Tim Underwood’s Bio

Tim’s EW experience

I started early Spring, 1972.  By the end of that year Norman lived in Hawaii part of the time. By 3rd Street days he wasn’t around much. He appeared a few times a year for the garment shows that East West attended, to take orders and show new coats.  I started as a clicker near the door at the Folsom Street factory and I remember the wary looks the delivery guys had. They got in and out quickly, most of them, though a few were hoping to score weed or check out the lovely bra less women leaning over the tables. Stepping into the Folsom Street factory was entering another world.

I remember Norman Stubbs as always busy doing things, always intensely involved in some project beyond my ken. Given his personality and reserved demeanor it surprised me that he went to the NYC garment shows dressed in the wildest new coat or sequined velvet jacket he had just designed — carelessly parading in front of people —but he did. There was definitely strangeness and a mystery about Norman, and since one of the managers at the time was an old friend, I got exaggerated behind-the-scenes stories which added to the distortion.  Given the lack of clear picture or reliable information, and the lack of direct communication, and the fact that we preferred to see ourselves as somewhat exploited pure-at-heart hippies working for the Man, we all made up our own idea of Norman. I was surprised to discover that he got high. I missed witnessing all that. Though I recall Norman saying somewhere recently, maybe on his Science of Consciousness website, that taking acid had straightened him out and untied his knots.

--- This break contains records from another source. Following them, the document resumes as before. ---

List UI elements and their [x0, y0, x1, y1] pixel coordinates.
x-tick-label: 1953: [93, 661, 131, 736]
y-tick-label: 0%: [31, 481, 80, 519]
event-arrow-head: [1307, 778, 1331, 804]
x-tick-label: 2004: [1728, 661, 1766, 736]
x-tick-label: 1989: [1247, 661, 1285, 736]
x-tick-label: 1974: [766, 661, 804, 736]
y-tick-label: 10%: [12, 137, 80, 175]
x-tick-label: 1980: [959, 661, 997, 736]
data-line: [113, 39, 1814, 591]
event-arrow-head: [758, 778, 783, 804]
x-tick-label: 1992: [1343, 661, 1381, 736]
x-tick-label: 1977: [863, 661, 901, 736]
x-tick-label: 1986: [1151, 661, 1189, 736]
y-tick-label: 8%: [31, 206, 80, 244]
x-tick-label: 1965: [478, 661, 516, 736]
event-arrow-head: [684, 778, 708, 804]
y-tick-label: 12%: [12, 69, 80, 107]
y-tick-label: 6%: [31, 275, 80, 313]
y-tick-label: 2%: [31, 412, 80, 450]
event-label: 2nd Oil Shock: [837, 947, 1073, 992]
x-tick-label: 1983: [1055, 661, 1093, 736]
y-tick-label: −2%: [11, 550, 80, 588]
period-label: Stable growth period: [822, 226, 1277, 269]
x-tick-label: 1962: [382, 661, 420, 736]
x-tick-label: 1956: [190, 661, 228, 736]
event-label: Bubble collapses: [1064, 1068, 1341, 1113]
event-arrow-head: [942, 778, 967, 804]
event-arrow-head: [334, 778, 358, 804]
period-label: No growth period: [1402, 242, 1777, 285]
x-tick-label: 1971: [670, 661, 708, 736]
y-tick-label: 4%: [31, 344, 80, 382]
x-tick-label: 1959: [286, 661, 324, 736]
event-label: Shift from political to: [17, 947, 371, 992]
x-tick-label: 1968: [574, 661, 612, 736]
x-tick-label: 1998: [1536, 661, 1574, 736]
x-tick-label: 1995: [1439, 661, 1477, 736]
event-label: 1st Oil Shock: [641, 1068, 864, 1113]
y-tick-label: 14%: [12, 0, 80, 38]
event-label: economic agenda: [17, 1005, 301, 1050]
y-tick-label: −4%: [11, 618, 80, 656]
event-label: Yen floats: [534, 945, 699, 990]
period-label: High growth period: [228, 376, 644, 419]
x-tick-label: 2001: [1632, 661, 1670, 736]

www.science-of-consciousness.com

In my view, we were all shell shocked survivors of the 1960s. For most of us, East West was a place to regroup and get by while we figured out what the heck we were going to do with our lives. Of course most of us were just keeping our heads down and living day to day, we weren’t burning the midnight oil pondering our path in life. But few if any of the workers planned to stay at East West and carve out a career. We all sensed that East West was a temporary haven where we could spend time working with ex-hippie artsy-craftsy people more or less like ourselves. There were few other places like that, even in San Francisco in the early 1970s. Many of us partied together in the evening and occasionally during the day at work. Some of the workers dated, a few married each other. People left suddenly and then resurfaced and re-upped a year or two later. A cutter working next to me came back just long enough to earn money to pay for a new set of teeth; he left the day he got them in. I still remember his big white smile. A very big plus to working at East West was the unspoken arrangement that we could quit and still draw unemployment as if laid off. That cost Norman money but it was a worker perk, probably left over from the Castro days. Most of us quit from time to time, often just to take a paid vacation. Piecework wasn’t easy but I made enough to buy a car, pay rent, eat out on weekends and save a little. You had to push yourself but some of the piecework workers, sewers and cutters alike, made decent money in an industry notorious for under-paying its labor. Though I remember one morning at 3rd Street, the cutter next to me came in, laid his head down on his cutting table, looked over at me and yelled, “Here we go!  Another day with our NOSE to the GRINDSTONE!”.  After a few years — I stayed for three —most of those I was close to moved on into more satisfying careers. I did. But I never experienced a carefree dysfunctional family scene like that again.